The thing is, I love grocery stores. I love food shopping. I love to cook. Looking for locally grown or produced items with the fall-back that I can also get parmesan cheese from Parma and olive oil from a small farm in California actually delights me. I roam the aisles of Whole Foods humming “Food, glorious food” from Oliver! and reading packaging labels. Being a Wild Card locavore is terrific. I feel smug—hey! I’m helping the environment!—and I feel challenged. Those strawberries from Peru? No way! But that bag of local apples is a winner. And I can buy goat cheese from Massachusetts and stuff it in an organic chicken.

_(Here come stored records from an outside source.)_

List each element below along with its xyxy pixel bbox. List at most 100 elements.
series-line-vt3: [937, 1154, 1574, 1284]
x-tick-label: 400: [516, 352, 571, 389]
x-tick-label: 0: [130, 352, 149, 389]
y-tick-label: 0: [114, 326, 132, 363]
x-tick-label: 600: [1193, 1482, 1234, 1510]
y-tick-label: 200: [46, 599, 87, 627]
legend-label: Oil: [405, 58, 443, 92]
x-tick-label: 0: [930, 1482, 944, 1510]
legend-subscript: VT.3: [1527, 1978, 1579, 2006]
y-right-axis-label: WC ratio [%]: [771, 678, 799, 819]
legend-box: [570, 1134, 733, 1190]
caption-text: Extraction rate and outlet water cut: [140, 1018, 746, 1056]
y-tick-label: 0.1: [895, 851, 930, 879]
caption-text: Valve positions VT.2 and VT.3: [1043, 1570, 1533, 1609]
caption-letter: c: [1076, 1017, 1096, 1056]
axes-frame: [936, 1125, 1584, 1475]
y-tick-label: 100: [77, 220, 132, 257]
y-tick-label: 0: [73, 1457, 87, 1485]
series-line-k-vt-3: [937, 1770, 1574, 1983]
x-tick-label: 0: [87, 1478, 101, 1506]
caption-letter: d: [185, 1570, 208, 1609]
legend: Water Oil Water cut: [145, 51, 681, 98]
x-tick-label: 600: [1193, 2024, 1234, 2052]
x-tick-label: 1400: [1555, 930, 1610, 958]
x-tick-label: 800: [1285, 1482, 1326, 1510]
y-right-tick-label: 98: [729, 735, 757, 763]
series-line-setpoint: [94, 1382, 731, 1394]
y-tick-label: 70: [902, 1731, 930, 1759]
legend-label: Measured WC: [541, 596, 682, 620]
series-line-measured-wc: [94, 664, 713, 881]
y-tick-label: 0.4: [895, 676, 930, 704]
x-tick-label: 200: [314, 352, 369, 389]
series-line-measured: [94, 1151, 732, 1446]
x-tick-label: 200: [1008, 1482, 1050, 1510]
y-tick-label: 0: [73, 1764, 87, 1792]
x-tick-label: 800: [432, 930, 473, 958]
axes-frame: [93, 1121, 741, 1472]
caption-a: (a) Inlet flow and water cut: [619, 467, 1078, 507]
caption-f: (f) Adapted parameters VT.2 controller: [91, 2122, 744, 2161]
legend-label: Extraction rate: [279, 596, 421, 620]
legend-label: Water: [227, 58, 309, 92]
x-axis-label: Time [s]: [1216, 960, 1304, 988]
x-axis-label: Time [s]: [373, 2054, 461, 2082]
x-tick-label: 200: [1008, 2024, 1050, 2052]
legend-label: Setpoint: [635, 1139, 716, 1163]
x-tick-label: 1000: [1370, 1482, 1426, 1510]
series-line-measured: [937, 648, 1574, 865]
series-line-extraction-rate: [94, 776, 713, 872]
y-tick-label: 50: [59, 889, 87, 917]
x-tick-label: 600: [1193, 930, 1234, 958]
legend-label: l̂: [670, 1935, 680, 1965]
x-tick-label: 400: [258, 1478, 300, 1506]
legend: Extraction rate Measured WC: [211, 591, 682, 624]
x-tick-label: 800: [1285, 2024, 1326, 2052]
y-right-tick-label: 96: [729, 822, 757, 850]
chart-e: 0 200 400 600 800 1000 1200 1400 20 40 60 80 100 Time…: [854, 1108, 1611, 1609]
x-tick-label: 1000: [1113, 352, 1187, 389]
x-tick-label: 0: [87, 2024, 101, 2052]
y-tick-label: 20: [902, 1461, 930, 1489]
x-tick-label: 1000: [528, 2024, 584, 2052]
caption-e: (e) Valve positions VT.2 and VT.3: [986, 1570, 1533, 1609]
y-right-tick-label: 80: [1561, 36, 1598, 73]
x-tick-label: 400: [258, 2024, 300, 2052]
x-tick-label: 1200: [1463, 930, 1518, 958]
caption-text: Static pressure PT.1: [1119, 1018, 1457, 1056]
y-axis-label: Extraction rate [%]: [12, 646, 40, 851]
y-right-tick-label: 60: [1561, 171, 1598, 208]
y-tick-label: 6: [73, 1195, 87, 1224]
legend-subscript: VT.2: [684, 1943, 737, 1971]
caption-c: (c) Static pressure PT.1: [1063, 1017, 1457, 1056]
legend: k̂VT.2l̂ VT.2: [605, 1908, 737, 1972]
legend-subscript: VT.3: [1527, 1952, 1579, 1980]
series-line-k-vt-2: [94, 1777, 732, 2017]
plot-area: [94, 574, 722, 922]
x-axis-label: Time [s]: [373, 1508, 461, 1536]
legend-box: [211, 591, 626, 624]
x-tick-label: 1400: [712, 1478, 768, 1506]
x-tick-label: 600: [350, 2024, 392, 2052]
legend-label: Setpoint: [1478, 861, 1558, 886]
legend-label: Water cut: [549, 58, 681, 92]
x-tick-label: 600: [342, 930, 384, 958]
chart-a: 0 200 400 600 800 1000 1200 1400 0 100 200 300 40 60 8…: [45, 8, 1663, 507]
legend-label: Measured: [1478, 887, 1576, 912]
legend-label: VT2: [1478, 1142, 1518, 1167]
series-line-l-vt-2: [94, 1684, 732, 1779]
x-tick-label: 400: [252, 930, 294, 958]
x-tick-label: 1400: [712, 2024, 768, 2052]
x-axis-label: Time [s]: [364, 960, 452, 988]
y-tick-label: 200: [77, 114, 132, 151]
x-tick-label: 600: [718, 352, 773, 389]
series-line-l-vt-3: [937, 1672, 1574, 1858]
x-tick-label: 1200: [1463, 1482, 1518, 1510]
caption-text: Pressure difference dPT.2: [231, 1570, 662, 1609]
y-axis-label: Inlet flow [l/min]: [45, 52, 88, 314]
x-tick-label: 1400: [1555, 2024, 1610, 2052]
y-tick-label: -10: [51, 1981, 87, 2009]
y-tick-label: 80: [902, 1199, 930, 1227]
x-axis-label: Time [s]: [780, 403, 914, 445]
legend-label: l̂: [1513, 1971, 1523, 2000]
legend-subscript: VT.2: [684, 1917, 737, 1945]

Disclaimer: I am not someone who eats bad food (see above diet notes). But like the rest of us, I can get lazy. Hey! If Prince macaroni is on sale ten for $10 at Stop and Shop, I don’t buy Barilla just because it comes from Italy. And I have a three-year-old who loves canned anything: corn, peas, carrots. I have no idea where those vegetables came from. But when you have a three-year-old who will only eat these three things, you give them to her. (Sorry, Al Gore!)
Also, my husband is not a vegetable lover, but he likes salad. I make him beautiful salads with that mesclun mix from those big bins with the tongs sticking out of them at the grocery store. I don’t know where that mesclun mix is grown. I even asked someone who worked at the supermarket but he just shrugged and scurried off. Does being a Wild Card locavore mean depriving my husband of the mystery mesclun mix? Does the man have to eat kale? I hesitate. My conscience gets the best of me, and I pass right past that mesclun. However, I also pass the two local vegetables highlighted: kale and turnips. I make an executive decision:
Except for Annabelle (come on, she’s only three), we will not have any vegetables.
This week passes happily, and I feel both superior to the shoppers around me, throwing asparagus into their carts with reckless abandon, and smarter. It takes work to do this. But with the forgiveness of the wild card, I am able to buy bread from Seven Stars, risotto from Italy, lots of brie.